My fiancé is on vacation this week. I thought... I really thought that it would be helpful in giving me a break. But it’s not really. I don’t have to drop the kids off at school or pick them up. But I still have to do the other stuff I do every day. There are still crying fits, and yelling, and having to find things because the boys don’t thoroughly look hard enough when they’ve lost something, and there are drippy noses, and chattering, and constant reminding.

That last part has been the teetering of my patience lately. I think my patience is broken. Although I think it’s more the fact that I’m tired of saying things, repeating things, reminding of things multiple times. I don’t mind repeating myself a second time, and I’ll hold my tongue and remind a third time, but when it’s constantly reminding of things (we’re talking I’ve said it over and over and over again) it’s really starting to just frustrate me. We’ve constantly had to remind the older boys that “You need to put your toys/things/equipment away someplace that you can easily find it and so Younger Boy can’t get to it,” – it’s been about six months since I’ve been preaching that one.

And Younger Boy is in this phase…have I told you about this phase? We’ll he’s decided that he’s incapable of performing any actions without my permission or without me having told him the words to do so. This includes going to the bathroom, blowing his nose, turning the light off or on in a room and closing the door. We’re at the point where we are trying to ignore him until he does it himself…but that is a drain. An example, he stands there in the doorway to his room telling me “I have to go potty.” He says this about 10–15 times before he comes and stands next to me. “I have to go potty” another 10–15 times. Then a “I just have to go potty,” as he finally turns and walks to the bathroom sputtering a couple more “I just have to go potty” phrases. Right now he’s sitting in the doorway to his room saying, “The lights off.” He’s only said it about five times…but this expression of ‘I’m helpless and can’t do anything without you” is driving me up the wall. Especially because he was doing all of this just fine about a month ago, without asking me permission/needing my verbal OK on it. This phase came out of no where … WTF?!?

That’s motherhood, right? They go through phases? They’ll get it eventually, right? Because I’m so exhausted…I’m so exhausted of having to find everything, all the time. I’m so exhausted of having to remind them of everything, all the time. I’m so exhausted of hearing the same phrase uttered 20 times when he knows, and has been told he doesn’t need my permission. I feel like a broken record. And really, I’m not bitter, I’m not furious, I’m not about to leave. But I’m just so frustrated that it’s seems like they’re not listening and understanding. It’s the whole “in one ear and out the other” deal.

Where was I? I need to recharge. But I don’t know how to recharge in my new lifestyle. I’ve been trying all kinds of things, trust me. None of them really work, because at some point in the month I always seem to end up back here. Or maybe that’s just the new deal I signed up for. I’m not necessarily experiencing a feeling of hopelessness, but more a feeling of being pushed to the limit and oh, so exhausted. There has to be some sort of balance, right?
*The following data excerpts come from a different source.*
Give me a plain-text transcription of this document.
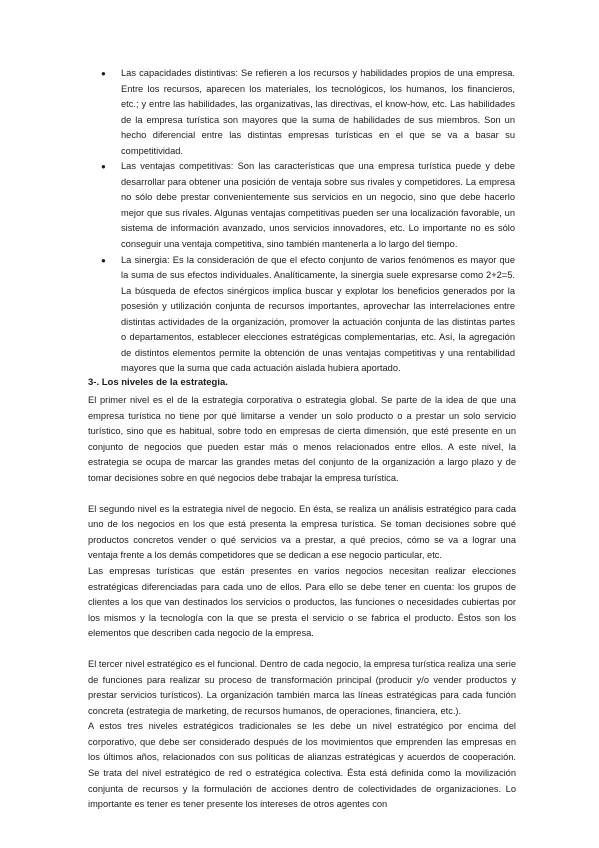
● Las capacidades distintivas: Se refieren a los recursos y habilidades propios de una empresa. Entre los recursos, aparecen los materiales, los tecnológicos, los humanos, los financieros, etc.; y entre las habilidades, las organizativas, las directivas, el know-how, etc. Las habilidades de la empresa turística son mayores que la suma de habilidades de sus miembros. Son un hecho diferencial entre las distintas empresas turísticas en el que se va a basar su competitividad.
● Las ventajas competitivas: Son las características que una empresa turística puede y debe desarrollar para obtener una posición de ventaja sobre sus rivales y competidores. La empresa no sólo debe prestar convenientemente sus servicios en un negocio, sino que debe hacerlo mejor que sus rivales. Algunas ventajas competitivas pueden ser una localización favorable, un sistema de información avanzado, unos servicios innovadores, etc. Lo importante no es sólo conseguir una ventaja competitiva, sino también mantenerla a lo largo del tiempo.
● La sinergia: Es la consideración de que el efecto conjunto de varios fenómenos es mayor que la suma de sus efectos individuales. Analíticamente, la sinergia suele expresarse como 2+2=5. La búsqueda de efectos sinérgicos implica buscar y explotar los beneficios generados por la posesión y utilización conjunta de recursos importantes, aprovechar las interrelaciones entre distintas actividades de la organización, promover la actuación conjunta de las distintas partes o departamentos, establecer elecciones estratégicas complementarias, etc. Así, la agregación de distintos elementos permite la obtención de unas ventajas competitivas y una rentabilidad mayores que la suma que cada actuación aislada hubiera aportado.
3-. Los niveles de la estrategia.

El primer nivel es el de la estrategia corporativa o estrategia global. Se parte de la idea de que una empresa turística no tiene por qué limitarse a vender un solo producto o a prestar un solo servicio turístico, sino que es habitual, sobre todo en empresas de cierta dimensión, que esté presente en un conjunto de negocios que pueden estar más o menos relacionados entre ellos. A este nivel, la estrategia se ocupa de marcar las grandes metas del conjunto de la organización a largo plazo y de tomar decisiones sobre en qué negocios debe trabajar la empresa turística.

El segundo nivel es la estrategia nivel de negocio. En ésta, se realiza un análisis estratégico para cada uno de los negocios en los que está presenta la empresa turística. Se toman decisiones sobre qué productos concretos vender o qué servicios va a prestar, a qué precios, cómo se va a lograr una ventaja frente a los demás competidores que se dedican a ese negocio particular, etc.

Las empresas turísticas que están presentes en varios negocios necesitan realizar elecciones estratégicas diferenciadas para cada uno de ellos. Para ello se debe tener en cuenta: los grupos de clientes a los que van destinados los servicios o productos, las funciones o necesidades cubiertas por los mismos y la tecnología con la que se presta el servicio o se fabrica el producto. Éstos son los elementos que describen cada negocio de la empresa.

El tercer nivel estratégico es el funcional. Dentro de cada negocio, la empresa turística realiza una serie de funciones para realizar su proceso de transformación principal (producir y/o vender productos y prestar servicios turísticos). La organización también marca las líneas estratégicas para cada función concreta (estrategia de marketing, de recursos humanos, de operaciones, financiera, etc.).

A estos tres niveles estratégicos tradicionales se les debe un nivel estratégico por encima del corporativo, que debe ser considerado después de los movimientos que emprenden las empresas en los últimos años, relacionados con sus políticas de alianzas estratégicas y acuerdos de cooperación. Se trata del nivel estratégico de red o estratégica colectiva. Ésta está definida como la movilización conjunta de recursos y la formulación de acciones dentro de colectividades de organizaciones. Lo importante es tener es tener presente los intereses de otros agentes con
How do you recharge with kids in the house? I’m beginning to understand that being a stepmother is not only the most challenging thing I’ve ever taken on, but that I’m having to re-invent myself (again) to a lifestyle that I not only jumped into headfirst, but am learning as I go along. Not that any parent really understands what they’re getting into when they have kids, but it’s kind of rough when you’re the new parent to kids that have been around a couple of years…and you feel like you ought to already know more than you think you do. Or maybe I’m just not giving myself enough credit. I’m guilty of that often because I always think that there’s someway to better myself. The learning process is never over in my mind.

I enforce my positive thinking daily, and look for happy little moments. That’s what gets me through the day. Because what I've learned is that life happens, no matter what. And you need to find something that is going to help you get through it.